The big picture: Science has never moved this fast to develop a vaccine. And researchers are still several months away from a clearer idea of whether the leading candidates help people generate robust immune responses to this virus.
Driving the news: The Oxford and CanSino vaccines didn't lead to any severe adverse reactions or hospitalizations, according to the results released yesterday.
- Safety — not efficacy — was the main thing these studies were supposed to be testing. And they performed well enough to move on to further trials.
- Competing candidates from Moderna and Pfizer/BioNTech have also performed well in safety trials.
Yes, but: Future trials will be the ones that tell us whether any of these potential vaccines actually trigger patients' immune systems to respond to the virus.
- In the results released yesterday, Oxford researchers gave their vaccine to 543 people but only tested 35 for "neutralizing antibodies." A separate, nonrandomized group of 10 people got a booster dose of the Oxford vaccine a month after the initial dose.

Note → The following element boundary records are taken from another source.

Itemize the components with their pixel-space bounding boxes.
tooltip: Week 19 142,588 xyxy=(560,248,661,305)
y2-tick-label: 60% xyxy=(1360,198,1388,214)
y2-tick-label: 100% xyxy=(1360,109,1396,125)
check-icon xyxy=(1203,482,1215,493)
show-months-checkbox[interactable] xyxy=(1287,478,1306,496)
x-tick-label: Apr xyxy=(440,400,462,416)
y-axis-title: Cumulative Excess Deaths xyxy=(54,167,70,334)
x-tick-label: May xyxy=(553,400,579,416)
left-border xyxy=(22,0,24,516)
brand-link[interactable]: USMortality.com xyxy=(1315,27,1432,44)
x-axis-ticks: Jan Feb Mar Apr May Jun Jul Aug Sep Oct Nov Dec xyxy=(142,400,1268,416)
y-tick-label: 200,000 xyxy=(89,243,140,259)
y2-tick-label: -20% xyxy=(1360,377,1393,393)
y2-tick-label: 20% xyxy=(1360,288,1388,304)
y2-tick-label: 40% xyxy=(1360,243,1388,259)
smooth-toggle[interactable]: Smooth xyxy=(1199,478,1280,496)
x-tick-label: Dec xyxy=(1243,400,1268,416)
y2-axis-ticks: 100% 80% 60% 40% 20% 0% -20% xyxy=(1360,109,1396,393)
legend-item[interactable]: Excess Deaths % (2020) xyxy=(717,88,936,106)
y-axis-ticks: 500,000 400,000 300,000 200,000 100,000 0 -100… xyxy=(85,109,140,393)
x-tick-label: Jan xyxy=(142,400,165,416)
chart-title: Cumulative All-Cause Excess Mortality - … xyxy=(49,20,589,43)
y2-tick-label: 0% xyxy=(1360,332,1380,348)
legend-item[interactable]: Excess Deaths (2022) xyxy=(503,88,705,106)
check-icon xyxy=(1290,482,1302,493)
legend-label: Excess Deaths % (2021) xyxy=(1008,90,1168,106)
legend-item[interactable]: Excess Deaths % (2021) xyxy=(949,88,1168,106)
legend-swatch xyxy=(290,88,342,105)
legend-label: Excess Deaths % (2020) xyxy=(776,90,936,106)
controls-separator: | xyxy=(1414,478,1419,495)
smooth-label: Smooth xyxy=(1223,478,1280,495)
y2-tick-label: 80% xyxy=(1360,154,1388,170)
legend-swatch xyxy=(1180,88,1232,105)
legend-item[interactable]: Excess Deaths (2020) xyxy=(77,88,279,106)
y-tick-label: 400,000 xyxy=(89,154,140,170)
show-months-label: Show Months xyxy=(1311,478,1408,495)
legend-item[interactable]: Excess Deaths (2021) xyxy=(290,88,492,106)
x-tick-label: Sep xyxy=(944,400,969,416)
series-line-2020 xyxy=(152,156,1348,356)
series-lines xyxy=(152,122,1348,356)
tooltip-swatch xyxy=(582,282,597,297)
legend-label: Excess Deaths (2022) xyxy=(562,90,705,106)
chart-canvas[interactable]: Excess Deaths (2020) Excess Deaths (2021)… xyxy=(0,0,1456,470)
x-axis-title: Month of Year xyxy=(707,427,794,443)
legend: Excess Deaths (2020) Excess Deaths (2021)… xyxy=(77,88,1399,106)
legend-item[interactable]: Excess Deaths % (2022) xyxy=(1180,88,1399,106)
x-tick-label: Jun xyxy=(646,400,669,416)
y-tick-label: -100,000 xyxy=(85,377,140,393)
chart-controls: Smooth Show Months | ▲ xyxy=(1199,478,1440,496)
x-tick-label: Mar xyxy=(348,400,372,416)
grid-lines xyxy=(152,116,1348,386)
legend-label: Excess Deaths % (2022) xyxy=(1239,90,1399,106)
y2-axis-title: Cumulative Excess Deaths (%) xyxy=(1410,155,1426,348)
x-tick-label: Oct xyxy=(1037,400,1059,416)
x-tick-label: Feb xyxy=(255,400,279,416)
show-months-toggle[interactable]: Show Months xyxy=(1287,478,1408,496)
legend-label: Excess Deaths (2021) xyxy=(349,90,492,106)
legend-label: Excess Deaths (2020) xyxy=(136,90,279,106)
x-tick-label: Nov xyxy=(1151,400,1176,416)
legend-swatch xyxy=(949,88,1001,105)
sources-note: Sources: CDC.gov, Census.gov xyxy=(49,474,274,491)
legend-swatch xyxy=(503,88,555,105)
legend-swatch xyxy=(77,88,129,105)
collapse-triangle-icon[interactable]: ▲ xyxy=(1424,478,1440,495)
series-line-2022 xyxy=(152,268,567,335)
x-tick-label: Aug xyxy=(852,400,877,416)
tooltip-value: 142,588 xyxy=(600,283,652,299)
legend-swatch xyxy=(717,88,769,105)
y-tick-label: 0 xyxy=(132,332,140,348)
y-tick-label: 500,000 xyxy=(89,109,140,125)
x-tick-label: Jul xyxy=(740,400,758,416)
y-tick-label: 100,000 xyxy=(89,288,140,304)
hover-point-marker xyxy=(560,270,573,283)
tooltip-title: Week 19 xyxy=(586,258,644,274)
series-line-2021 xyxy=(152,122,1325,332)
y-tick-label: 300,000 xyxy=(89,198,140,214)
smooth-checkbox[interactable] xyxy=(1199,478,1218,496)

- Preliminary antibody responses from CanSino's vaccine were "disappointing" to several experts.
"It's a lot of hype," said Paul Offit, a physician and vaccine expert at Children's Hospital of Philadelphia. "It's just trying to read the tea leaves of what will be a large phase three trial."
The bottom line: There are 23 coronavirus vaccines in clinical testing right now, according to the World Health Organization.
- We now have data on the first four, but the studies mostly are confirming that the vaccines aren't severely harmful and that large-scale studies are warranted — not that they definitely work yet.
- "It is good and hopeful news indeed, but we'll only know when the large trials are done," tweeted Robert Califf, a former FDA commissioner under Barack Obama.